De fato, em toda cidade, seja ela de porte pequeno, médio ou grande, tropeçamos a todo o momento com forasteiros, com culturas, hábitos e rostos desconhecidos. Com maior razão ainda nas metrópoles ou megalópoles, marcadas por um cosmopolitismo crescente. Os fluxos migratórios, sempre mais intensos, diversificados e complexos, abrem o contexto histórico a novas formas de pluralismo cultural e religioso. Nesse território ambíguo, movediço e sempre minado, cada indivíduo constitui um átomo, cujas partículas giram em torno de si mesmo. É a chamada sociedade atomizada, onde os esforços e energias de cada um centram-se sobre os próprios interesses. As ligações de parentesco, de compadrio e de amizade, tão respeitadas e tradicionais na concepção do camponês, se “desmancham no ar” ao atingir as ondas do mar urbano, para usar a expressão de K. Marx no Manifesto comunista. O que nos remete à “modernidade líquida” de Z. Bauman.
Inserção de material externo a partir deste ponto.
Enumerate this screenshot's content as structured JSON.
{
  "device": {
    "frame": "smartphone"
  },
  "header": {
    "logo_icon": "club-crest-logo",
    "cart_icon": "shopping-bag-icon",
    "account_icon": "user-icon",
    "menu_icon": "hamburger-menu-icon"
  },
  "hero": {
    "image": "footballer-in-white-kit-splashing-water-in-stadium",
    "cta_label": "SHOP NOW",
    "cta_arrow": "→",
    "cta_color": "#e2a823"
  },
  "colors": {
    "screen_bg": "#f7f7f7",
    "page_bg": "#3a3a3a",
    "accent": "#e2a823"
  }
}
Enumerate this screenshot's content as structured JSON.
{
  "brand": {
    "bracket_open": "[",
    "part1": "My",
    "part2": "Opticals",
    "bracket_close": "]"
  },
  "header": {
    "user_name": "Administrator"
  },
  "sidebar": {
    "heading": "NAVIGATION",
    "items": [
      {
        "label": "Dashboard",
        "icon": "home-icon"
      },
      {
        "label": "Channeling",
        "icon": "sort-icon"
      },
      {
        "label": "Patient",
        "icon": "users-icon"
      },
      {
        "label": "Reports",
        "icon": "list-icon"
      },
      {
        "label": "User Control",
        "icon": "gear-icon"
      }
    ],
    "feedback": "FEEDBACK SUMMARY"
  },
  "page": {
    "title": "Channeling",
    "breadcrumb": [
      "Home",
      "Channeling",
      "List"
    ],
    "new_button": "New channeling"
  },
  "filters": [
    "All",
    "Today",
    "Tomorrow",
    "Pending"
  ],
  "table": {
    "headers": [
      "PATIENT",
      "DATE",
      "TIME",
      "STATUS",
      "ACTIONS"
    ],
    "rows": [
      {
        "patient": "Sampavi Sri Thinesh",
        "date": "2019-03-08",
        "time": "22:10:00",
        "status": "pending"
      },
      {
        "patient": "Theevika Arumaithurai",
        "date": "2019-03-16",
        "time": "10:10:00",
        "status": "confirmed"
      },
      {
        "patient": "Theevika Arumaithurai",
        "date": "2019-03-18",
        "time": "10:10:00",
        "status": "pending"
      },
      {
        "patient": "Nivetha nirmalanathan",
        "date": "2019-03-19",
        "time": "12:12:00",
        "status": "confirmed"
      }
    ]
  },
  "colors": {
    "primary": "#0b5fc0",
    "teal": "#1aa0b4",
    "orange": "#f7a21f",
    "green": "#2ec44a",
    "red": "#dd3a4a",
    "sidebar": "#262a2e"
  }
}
Dessa atitude de estranheza frente a tudo e a todos, resulta com frequência o isolamento e a solidão. Se as multidões urbanas são formadas por seres desconhecidos, estes são igualmente ameaçadores. Com razão Sartre diz que “o outro é o inferno”. Facilmente nos tornamos caramujos, encerrados num casulo de revestimento impenetrável. Nesses imensos formigueiros humanos, corremos e nos estressamos o dia inteiro, de cá para lá e de lá para cá, com a pressa de quem foge de um perigo, ao mesmo tempo real e vago. Assim, diferentemente das formigas, permanecemos incomunicáveis. A nudez só poder expor-se diante do olhar que ama.
Nos ônibus, trens e metrôs; nas filas dos pronto-socorros ou hospitais; nos supermercados, restaurantes e serviços em geral, nas ruas, becos e praças… Instala-se uma disputa surda e muda por espaço e atenção. Solo propício para a formação de guetos, de grupos racistas, preconceituosos e discriminatórios, ou para as “tribos urbanas”, como lhes costumam chamar alguns estudiosos, em evidente desconsideração para com a vida e cultura indígena. Veneno e hostilidade fazem parte do cotidiano dessas “multidões solitárias”, diria David Riesman. Nos lugares públicos, defendemo-nos de toda sorte de comunicação. Até mesmo um olhar, inadvertidamente cruzado na rua ou no transporte público, pode significar uma ameaça ao direito de privacidade. O medo da invasão nos faz desviar imediatamente os olhos, como se eletrocutados por um choque. Cerramos todas as portas e janelas à curiosidade estranha.
Mas, em sua ambivalência costumeira, o ambiente urbano também engendra infinitas possibilidades de intercâmbio, de troca de experiências de confronto de valores e saberes. Se a casa é uma tenda, como no episódio dos discípulos de Emaús, abre-se sempre ao encontro (Lc 24. 23-35). Em semelhante caso, o convite – “fica conosco, Senhor, pois já é tarde e a noite vem chegando” – torna o forasteiro não apenas um hóspede, mas um anfitrião que, à mesa da partilha e da eucaristia, oferece pão e salvação. A cidade e cada um de seus cidadãos se revelam então terreno fértil à semente da evangelização. Da mesma forma que a terra ressequida anseia pela chuva, essas formigas humanas que habitam a cidade, verdadeiros desertos modernos, estão sedentas de água viva. Nesse solo hostil e estéril, a mensagem de Jesus Cristo tende a tornar-se semente fecunda em terreno novamente fértil.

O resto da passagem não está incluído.